“For since the law has but a shadow of the good things to come instead of the true form of these realities, it can never, by the same sacrifices that are continually offered every year, make perfect those who draw near.” – Hebrews 10:1
“When he said above, ‘You have neither desired nor taken pleasure in sacrifices and offerings and burnt offerings and sin offerings’ (these are offered according to the law), then he added, ‘Behold, I have come to do your will.’ He does away with the first in order to establish the second. And by that will we have been sanctified through the offering of the body of Jesus Christ once for all.” – Hebrews 10:8-10
In the law, the old covenant, rituals and acts had to be repeated and maintained. They couldn’t take away sin. That was never their intention or design. Their function was always temporary pointer. In their repetition, there was a constant reminder of sin and that the problem wasn’t fixed. It only left them longing for a final solution. It pointed forward to something greater.
What is so amazing about the old testament verses quoted by the author of Hebrews is how apparent that even in the midst of the old covenant rituals, a word is spoken that displays 1) the utter ineffectiveness of the old order to remediate our broken relationship with God, even as it 2) pointed to the new order in which all would be resolved, forever. And the author of the Hebrews points this out: “He does away with the first in order to establish the second.” Even in that Old Testament passage, they were given a preview of a Righteous One who fulfilled the law by none other than God Himself, incarnate: “I have come to do your will.” The author of Hebrews, using this passage, shows so plainly how it is Jesus Himself that has in fact accomplished what was foretold and pointed to in types and shadows. In Christ we have the fullness thereof now.
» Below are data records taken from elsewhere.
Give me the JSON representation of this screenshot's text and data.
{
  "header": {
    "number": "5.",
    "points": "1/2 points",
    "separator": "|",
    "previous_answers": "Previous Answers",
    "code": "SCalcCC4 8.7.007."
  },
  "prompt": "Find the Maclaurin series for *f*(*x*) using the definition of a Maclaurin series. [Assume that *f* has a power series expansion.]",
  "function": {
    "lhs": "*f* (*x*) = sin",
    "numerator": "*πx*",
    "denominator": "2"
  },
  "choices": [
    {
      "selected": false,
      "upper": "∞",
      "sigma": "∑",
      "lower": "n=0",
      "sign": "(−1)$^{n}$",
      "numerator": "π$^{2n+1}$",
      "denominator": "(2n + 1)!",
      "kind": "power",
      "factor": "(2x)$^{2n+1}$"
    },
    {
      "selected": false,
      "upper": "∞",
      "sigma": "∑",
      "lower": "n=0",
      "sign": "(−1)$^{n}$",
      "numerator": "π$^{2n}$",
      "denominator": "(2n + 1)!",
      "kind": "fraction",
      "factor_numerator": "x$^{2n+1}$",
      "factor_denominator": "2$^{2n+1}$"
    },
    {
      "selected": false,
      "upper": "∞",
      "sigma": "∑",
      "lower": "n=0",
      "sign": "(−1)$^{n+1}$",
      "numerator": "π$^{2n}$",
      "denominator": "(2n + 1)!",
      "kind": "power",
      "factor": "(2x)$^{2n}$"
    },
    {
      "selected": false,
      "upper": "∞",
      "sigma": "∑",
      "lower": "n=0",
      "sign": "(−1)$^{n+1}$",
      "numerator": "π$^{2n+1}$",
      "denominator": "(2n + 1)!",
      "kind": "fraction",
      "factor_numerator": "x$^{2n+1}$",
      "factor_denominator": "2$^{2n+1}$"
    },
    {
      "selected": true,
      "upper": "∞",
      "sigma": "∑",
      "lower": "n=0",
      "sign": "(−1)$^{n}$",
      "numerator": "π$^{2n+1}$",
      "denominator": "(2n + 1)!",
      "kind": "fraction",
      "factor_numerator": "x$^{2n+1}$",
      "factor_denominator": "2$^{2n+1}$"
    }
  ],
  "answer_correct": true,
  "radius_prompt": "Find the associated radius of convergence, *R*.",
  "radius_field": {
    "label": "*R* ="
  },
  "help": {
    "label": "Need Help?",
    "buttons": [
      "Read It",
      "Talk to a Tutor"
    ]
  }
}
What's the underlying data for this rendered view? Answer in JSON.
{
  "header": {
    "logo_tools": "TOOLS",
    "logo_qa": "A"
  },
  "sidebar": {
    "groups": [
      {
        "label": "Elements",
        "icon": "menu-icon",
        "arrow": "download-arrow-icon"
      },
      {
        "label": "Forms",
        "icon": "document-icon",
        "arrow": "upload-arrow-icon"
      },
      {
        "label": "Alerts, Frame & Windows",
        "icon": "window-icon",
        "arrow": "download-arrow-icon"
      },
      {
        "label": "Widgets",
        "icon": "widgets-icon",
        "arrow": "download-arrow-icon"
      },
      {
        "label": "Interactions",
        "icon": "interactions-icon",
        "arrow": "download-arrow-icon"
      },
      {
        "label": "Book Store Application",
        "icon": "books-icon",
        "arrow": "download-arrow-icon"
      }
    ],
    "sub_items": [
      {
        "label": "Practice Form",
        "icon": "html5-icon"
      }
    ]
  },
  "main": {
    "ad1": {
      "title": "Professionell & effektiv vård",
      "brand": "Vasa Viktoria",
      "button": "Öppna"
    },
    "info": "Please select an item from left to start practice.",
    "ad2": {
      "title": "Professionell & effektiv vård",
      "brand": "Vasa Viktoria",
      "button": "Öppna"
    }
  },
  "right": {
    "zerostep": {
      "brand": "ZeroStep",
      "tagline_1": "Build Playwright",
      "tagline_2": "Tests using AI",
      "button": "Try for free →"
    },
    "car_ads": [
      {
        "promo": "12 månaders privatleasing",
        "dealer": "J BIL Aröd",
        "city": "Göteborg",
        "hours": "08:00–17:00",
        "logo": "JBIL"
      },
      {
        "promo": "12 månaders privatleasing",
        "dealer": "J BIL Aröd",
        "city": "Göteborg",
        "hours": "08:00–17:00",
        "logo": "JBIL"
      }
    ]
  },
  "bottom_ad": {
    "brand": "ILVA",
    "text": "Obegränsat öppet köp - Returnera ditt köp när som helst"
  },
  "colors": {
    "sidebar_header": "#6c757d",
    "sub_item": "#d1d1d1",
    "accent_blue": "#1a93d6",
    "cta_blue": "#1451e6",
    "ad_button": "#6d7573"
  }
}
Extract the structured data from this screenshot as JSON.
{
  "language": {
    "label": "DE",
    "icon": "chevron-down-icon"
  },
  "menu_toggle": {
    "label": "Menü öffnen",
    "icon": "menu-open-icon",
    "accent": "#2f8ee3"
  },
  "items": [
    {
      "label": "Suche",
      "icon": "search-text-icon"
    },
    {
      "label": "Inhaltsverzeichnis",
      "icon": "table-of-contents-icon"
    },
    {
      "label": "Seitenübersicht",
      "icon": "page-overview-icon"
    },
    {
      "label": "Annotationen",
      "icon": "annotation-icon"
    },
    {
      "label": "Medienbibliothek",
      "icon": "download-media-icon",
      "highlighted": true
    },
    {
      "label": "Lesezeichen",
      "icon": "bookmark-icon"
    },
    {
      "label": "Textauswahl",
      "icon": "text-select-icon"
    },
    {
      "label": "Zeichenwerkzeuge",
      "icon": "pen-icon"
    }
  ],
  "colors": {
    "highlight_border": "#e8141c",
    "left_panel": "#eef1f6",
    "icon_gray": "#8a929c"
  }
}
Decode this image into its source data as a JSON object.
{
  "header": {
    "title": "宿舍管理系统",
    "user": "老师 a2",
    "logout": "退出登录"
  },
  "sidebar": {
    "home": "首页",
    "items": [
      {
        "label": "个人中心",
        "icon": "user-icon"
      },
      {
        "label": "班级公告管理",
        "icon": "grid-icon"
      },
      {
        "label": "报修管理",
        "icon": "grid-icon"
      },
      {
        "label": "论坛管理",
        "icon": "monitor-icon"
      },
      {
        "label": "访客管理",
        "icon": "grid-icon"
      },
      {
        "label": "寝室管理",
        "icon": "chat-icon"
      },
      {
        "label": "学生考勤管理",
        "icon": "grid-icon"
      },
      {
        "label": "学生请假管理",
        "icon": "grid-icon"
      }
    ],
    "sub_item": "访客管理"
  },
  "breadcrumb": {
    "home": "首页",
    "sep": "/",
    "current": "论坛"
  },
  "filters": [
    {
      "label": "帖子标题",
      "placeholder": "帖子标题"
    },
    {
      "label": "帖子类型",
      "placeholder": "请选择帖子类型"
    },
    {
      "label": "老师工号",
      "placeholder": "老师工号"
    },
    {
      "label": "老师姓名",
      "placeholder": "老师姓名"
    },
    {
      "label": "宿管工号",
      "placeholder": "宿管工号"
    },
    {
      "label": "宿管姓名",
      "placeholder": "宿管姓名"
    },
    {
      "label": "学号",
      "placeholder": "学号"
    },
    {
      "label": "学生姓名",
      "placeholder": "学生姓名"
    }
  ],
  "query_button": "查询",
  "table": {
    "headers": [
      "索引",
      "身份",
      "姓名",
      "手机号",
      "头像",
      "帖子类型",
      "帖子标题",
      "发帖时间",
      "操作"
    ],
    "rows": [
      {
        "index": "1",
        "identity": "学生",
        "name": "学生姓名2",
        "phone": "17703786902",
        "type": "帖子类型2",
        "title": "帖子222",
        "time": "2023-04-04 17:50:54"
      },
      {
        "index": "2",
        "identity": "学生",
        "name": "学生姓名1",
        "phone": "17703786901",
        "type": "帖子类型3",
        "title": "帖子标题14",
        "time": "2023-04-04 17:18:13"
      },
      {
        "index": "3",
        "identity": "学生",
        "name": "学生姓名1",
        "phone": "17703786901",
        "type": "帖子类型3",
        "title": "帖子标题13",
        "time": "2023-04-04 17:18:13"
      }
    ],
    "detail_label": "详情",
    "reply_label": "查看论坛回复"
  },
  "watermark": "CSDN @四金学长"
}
Here, yet again, we see the gospel proclaimed in the pages of the Old Testament, interpreted for us in the New. Jesus fulfills the law and grants us a permanent alien righteousness now, credited to us, whereby we can now approach the throne of grace without fear of retribution as at Mount Sinai. He presents us before the Father perfect and without fault, not because we are in ourselves, but because He is and stands between the gap.